AREE INTERNE, EUROPA, DONNE IL MIO IMPEGNO
PER LA NOSTRA REGIONE

Il mio programma

Trasformare le potenzialità in opportunità: la nostra provincia ha risorse incredibili che la programmazione dei prossimi anni potrà accompagnare in un nuovo asset, per dare un impulso straordinario al sistema economico salernitano dal nord al sud della provincia.

Le aree interne e di costa, insieme alle aree di maggiore sviluppo e ai grandi centri, per numero di abitanti e di servizi, devono poter costruire un’alleanza strategica fatta di reti dialoganti e conseguente progettualità.

Al centro c’è il diritto ai servizi, che vanno riconosciuti e assicurati a tutti (sanitàscuole, mobilità, infrastrutture sociali). Ci sono i diritti delle persone, che vanno perseguiti per ognuno (lavoro, pari dignità e pari opportunitàinclusione). E ci sono i diritti di ogni luogo della nostra provincia ad essere protagonista, ad essere quel prezioso pezzo, che unito agli altri, faccia diventare Salerno una sola grande forza economica, sociale, produttiva.

È questo il mio impegno per la nostra Regione.

AREE INTERNE E MONTAGNA

I luoghi che contano, e che devono vivere.

I luoghi abitati che devono continuare ad essere popolati, grazie alla presenza di servizi (scuola, sanità, mobilità, infrastrutture) e di opportunità da concretizzare.

Anche cambiando le regole che ingessano e bloccano, anche sostenendo innovazioni che piccoli borghi, aree dimensionate da ripensare per riappropriarci del buon vivere.
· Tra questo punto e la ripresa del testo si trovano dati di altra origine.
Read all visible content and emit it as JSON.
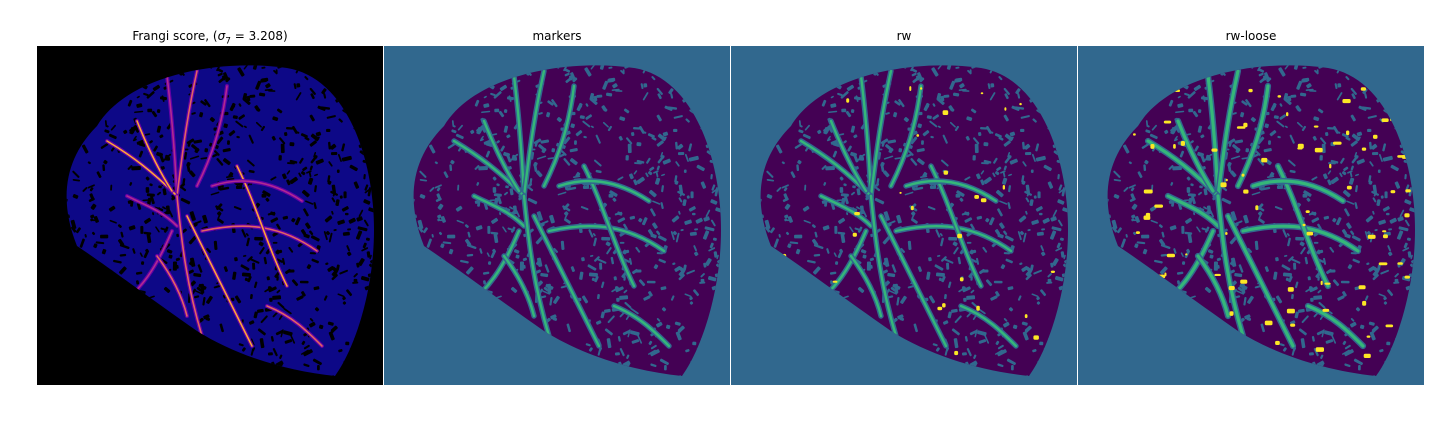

Una nuova dimensione nella quale il piccolo si unisce all’Europa, madre di un presente da cogliere con la pienezza della capacità amministrativa e decisionale.

INFRASTRUTTURE SOCIALI E LAVORO

I bisogni e le persone, sono queste le due gambe di una Politica d’impegno vero, quella che si occupa di una società più inclusiva e sostenibile.

I nostri territori, la tenuta sociale degli stessi dipendono da questi due fattori che devono camminare paralleli.

Al centro c’è il lavoro, imprescindibile priorità che ha nell’eco-sostenibilità e in una industrializzazione da ripensare i cardini di un percorso che deve garantire l’oggi ed il domani delle famiglie.

LA CULTURA SI FA IMPRESA

Vivere il tempo della memoria in una grande alleanza tra istituzioni anche diverse, associazioni, imprese, per far sentire i beni culturali un valore da custodire e da vivere, non più da guardare a distanza.

La presenza di centinaia di giacimenti culturali in provincia di Salerno sono la ricchezza di un settore di sviluppo in ascesa.

Fondamentale è guardare a dei modelli come Padula che, con la sua Certosa, è oggi, con l’orgoglio di tutti, una tra le 28 città scelte quale Capitale italiana della Cultura 2022.

ACQUA, TUTTO DEVE SCORRERE

Bisogna assicurare alle persone acqua da bere.

Le reti idriche non si vedono ma sono condotte di vita ramificate in un mare di chilometri. Garantire questo diritto a tutti e in ogni area della provincia costituisce un obiettivo prioritario.

L’acqua da bere si unisce a quella dei fiumi, che devono poter scorrere abbondanti e puliti, a quella del mare dove ognuno di noi deve poter fare un tuffo sicuro e limpido su ogni nostra costa.

L’acqua è anche fonte di economia e di sviluppo.

Il Contratto di Fiume Sele – Tanagro – Calore Salernitano è la nuova opportunità di oggi, un contenitore affidato al dinamismo politico e amministrativo.

SBUROCRATIZZAZIONE, IL DIRITTO ALL’EFFICIENZA

Parola d’ordine: togliere.

Non si semplifica aggiungendo norme, ma togliendole.

Imprese, famiglie, ma anche istituzioni devono essere accompagnate nei loro percorsi senza insabbiarsi in costi economici e tempi elefantiaci scoraggianti.

È un modello da fondare non solo sull’efficienza amministrativa, ma anche sulla rapidità delle decisioni.

Quindi digitale e innovazione sono fondamentali per consentire questi aspetti e soprattutto per rispettare i cittadini.

DONNE, UN PATTO DI CIVILTÀ 

La partecipazione delle donne alla vita politica e amministrativa, come l’impegno nell’economia e nel lavoro valgono, la civiltà del nostro Paese e della nostra Regione.

È tempo di definire una Politica che consenta alle donne di essere accompagnate da programmi strutturali che diventano non l’eccezione, bensì la regola.

carichi familiari e occupazionali sono elementi di freno a un mondo, quale quello femminile, che vale anche preziosi punti di PIL.

Più donne a lavoro, più servizi per la famiglia significano più crescita per tutti e per tutto.